我接过手机,标题写着:“前高管团队多人心理崩溃,内幕曝光”。发布时间是凌晨两点,转发量已经破万。文章配了段录音,声音被处理过,听不清具体说了什么,只有一句反复回放:“你们要是撑不住,就别怪我不客气。”
我放下手机,打开电脑。邮箱里已经有三封未读邮件,法务部、公关部和人事各一封。我把录音文件拖进分析工具,同时调出过去三年所有团队成员的心理评估记录。
林晓站在我旁边,语气有点急:“要不要先发个声明?现在网上都在传。”
“不急。”我说,“先看证据从哪来。”
五分钟后,技术部回信。这段录音的声纹比对结果显示,原始音频经过至少三次剪辑拼接,背景音里有咖啡机运作的声音——那是公司茶水间的设备,型号去年换了,老录音不可能有这个噪音。
我拨通律师电话。
“准备两件事。”我说,“第一,向平台发起侵权投诉,理由是伪造音频、侵犯名誉权;第二,联系心理机构,我们要做一份公开报告。”
挂掉电话,我又给五个前团队成员发了消息。他们有的去了别的公司,有的转了行,但都还在朋友圈关注着这边的事。我问他们愿不愿意说几句实话。
第一个回复的是陈远。他在新公司刚升项目经理,回得很快:“你说怎么配合,我随时可以录视频。”
接下来半小时,五个人都答应了。其中两个已经在自媒体上看到风向不对,主动发了澄清帖。

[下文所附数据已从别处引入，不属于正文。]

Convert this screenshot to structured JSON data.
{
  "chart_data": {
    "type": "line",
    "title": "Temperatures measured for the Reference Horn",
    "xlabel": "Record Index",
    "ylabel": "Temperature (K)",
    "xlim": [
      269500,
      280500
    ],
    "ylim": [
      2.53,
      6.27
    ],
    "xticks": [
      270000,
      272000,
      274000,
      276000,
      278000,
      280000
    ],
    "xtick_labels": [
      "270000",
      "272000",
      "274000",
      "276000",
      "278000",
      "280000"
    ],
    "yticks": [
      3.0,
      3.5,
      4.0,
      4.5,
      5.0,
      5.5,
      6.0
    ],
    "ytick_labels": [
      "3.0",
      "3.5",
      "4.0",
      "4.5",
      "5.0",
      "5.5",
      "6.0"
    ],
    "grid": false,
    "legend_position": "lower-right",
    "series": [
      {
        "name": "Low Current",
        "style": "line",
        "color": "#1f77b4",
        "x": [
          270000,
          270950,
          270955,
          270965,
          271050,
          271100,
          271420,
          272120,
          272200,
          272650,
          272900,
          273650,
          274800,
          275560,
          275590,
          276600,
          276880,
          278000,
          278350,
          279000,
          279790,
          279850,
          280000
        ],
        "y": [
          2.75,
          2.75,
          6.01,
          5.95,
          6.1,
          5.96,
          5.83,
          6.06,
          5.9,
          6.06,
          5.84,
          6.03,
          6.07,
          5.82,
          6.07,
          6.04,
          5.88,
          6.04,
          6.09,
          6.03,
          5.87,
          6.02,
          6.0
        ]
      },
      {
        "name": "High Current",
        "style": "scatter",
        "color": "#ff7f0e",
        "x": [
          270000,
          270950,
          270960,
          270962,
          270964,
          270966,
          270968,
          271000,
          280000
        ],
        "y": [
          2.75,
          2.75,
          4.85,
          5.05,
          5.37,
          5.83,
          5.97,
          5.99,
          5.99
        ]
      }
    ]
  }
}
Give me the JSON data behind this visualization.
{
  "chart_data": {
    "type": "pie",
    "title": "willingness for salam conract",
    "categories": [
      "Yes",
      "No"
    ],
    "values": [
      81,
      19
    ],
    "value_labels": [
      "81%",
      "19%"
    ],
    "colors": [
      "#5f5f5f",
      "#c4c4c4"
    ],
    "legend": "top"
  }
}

上午十点,公众号推送《关于“心理崩溃”的几个事实》。
文章开头只有一句话:“如果高效是一种罪,那我们认了。”
接着列出数据:团队近三年平均心理健康评分87.6,行业平均58.2;主动离职率每月0.6%,不到公司整体的一半;项目交付准时率92.3%,客户复购率81%。每项数据后面都附了审计编号,点击就能跳转查验页面。
评论区很快炸开。
有人说这是洗白。也有人问:“真的没人抱怨吗?”
我让林晓放出一段内部会议录像。不是剪辑过的片段,而是完整的一小时圆桌会。没有领导讲话,所有人围坐一圈,轮流说上周遇到的问题。有人提到任务重,但说的是“客户需求变太快”,没人提压力来自上级。
视频最后,一个实习生举手:“我想申请下周远程办公,家里老人要做手术。”
我画面里的自己点头:“批了。需要延长假期也可以提。”
弹幕飘过一行字:“原来正常上班是这样的。”
中午前,两家曾转载谣言的媒体删稿道歉。其中一个编辑私信林晓:“我们收到另一份材料,说是你们逼员工签保密协议不让说话。现在看,那份材料里的签名笔迹都不一样。”
我让法务顺藤摸瓜查资金流向。两小时后消息回来:发布这些内容的账号,收款方是一个注册在境外的空壳公司。再往上追,关联Ip指向赵峰出狱后常去的一家网吧。
下午三点,心理咨询师带着团队做完新一轮测评。他们用的是国际通用量表,过程全程录像。有个成员对着镜头说:“我在苏总手下最忙那个月,周均工时38小时。目标确实高,但不会有人半夜@我改ppt。”
这句话被截出来,配上文字发到微博,阅读量两小时突破两百万。
傍晚,三个已离职成员自发录了短视频。最长的那个有七分钟,讲的是当年做Gx-9项目,连续两周每天工作六小时,其余时间自由安排。他说:“那时候才知道,效率不是靠耗时间堆出来的。”
视频底下有人留言:“我们现在天天加班到十点,还被说不够努力。”
他回了一句:“那你换个工作试试?”
舆情彻底反转。
第二天早上,我走进办公室,林晓正在打印新的文件。
“这次的事,很多人私信我们。”她说,“不只是想了解制度,是想知道怎么才能不被当成耗材。”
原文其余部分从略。